Ich hab ganz und gar nichts gegen eine kritische oder kontroverse Sicht der Dinge und eine Kritik an Medien. Kritischer Medienkonsum ist wichtig. Wichtig ist auch eine Gegenöffentlichkeit zur Mainstream-Presse, die mit ihren Mitteln häufig strategisch Politik macht, voreingenommen und zeitweise auch politisch gefährlich oder schlichtweg falsch ist. Auch wenn selten so richtig „gelogen“ wird, wie z.B. das retuschierte Foto von Spitzenpolitiker_ innen beim Charlie-Hebdo-Trauermarsch, steht oft reaktionärer Bullshit drin, wie z.B. jahrelange anti-muslimische Stimmungsmache im SPIEGEL. Medien sind halt meist an wirtschaftliche Interessen und politische Anschauungen gebunden. Alles was zählt und zahlt landet auf Seite 1. Themen, die an der Gesellschaft radikal rütteln oder mit denen nicht so viel Geld gemacht werden kann, werden mal eben weggelassen oder landen unten rechts bei Vermischtes. Dazu die unaufhörliche Werbung. Also andauernde Berieselung mit Reklame und politischem Gedöns auf allen Kanälen.
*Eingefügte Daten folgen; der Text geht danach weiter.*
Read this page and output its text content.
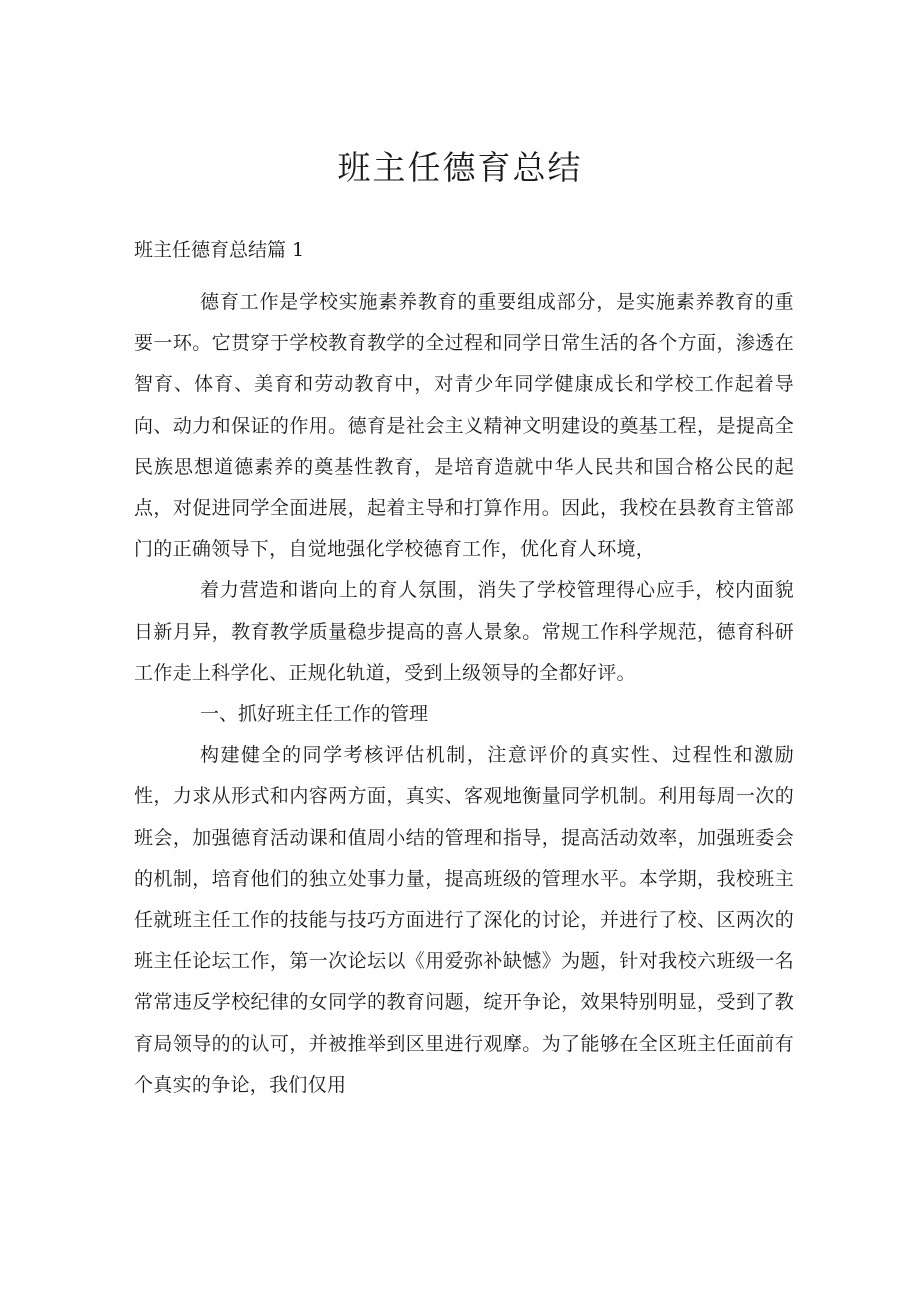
班主任德育总结
班主任德育总结篇 1

德育工作是学校实施素养教育的重要组成部分，是实施素养教育的重要一环。它贯穿于学校教育教学的全过程和同学日常生活的各个方面，渗透在智育、体育、美育和劳动教育中，对青少年同学健康成长和学校工作起着导向、动力和保证的作用。德育是社会主义精神文明建设的奠基工程，是提高全民族思想道德素养的奠基性教育，是培育造就中华人民共和国合格公民的起点，对促进同学全面进展，起着主导和打算作用。因此，我校在县教育主管部门的正确领导下，自觉地强化学校德育工作，优化育人环境，

着力营造和谐向上的育人氛围，消失了学校管理得心应手，校内面貌日新月异，教育教学质量稳步提高的喜人景象。常规工作科学规范，德育科研工作走上科学化、正规化轨道，受到上级领导的全都好评。

一、抓好班主任工作的管理

构建健全的同学考核评估机制，注意评价的真实性、过程性和激励性，力求从形式和内容两方面，真实、客观地衡量同学机制。利用每周一次的班会，加强德育活动课和值周小结的管理和指导，提高活动效率，加强班委会的机制，培育他们的独立处事力量，提高班级的管理水平。本学期，我校班主任就班主任工作的技能与技巧方面进行了深化的讨论，并进行了校、区两次的班主任论坛工作，第一次论坛以《用爱弥补缺憾》为题，针对我校六班级一名常常违反学校纪律的女同学的教育问题，绽开争论，效果特别明显，受到了教育局领导的的认可，并被推举到区里进行观摩。为了能够在全区班主任面前有个真实的争论，我们仅用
Ich bin mir sicher: Wer über die gesellschaftlichen Verhältnisse hinaus denken will, braucht andere Medien. Das heißt aber nicht, dass die Erzählung derer, die da „Lügenpresse“ schreien, unvoreingenommen und weniger gefährlich wäre. Also irgendwie beides Kacke. Hier Kommerz und Staatsgelaber, da Wirrzeugs. Was mir da hilft? Ball flach halten und weiter informieren. Über´n eigenen Tellerrand lesen, abseits vom Mainstream der großen meinungsmachenden und -bestimmenden Blätter. Gegenchecken, sensibel bleiben und kritisch sein. Mit Anderen reden und diskutieren. Sich bilden, andere bilden. Und SaZ lesen!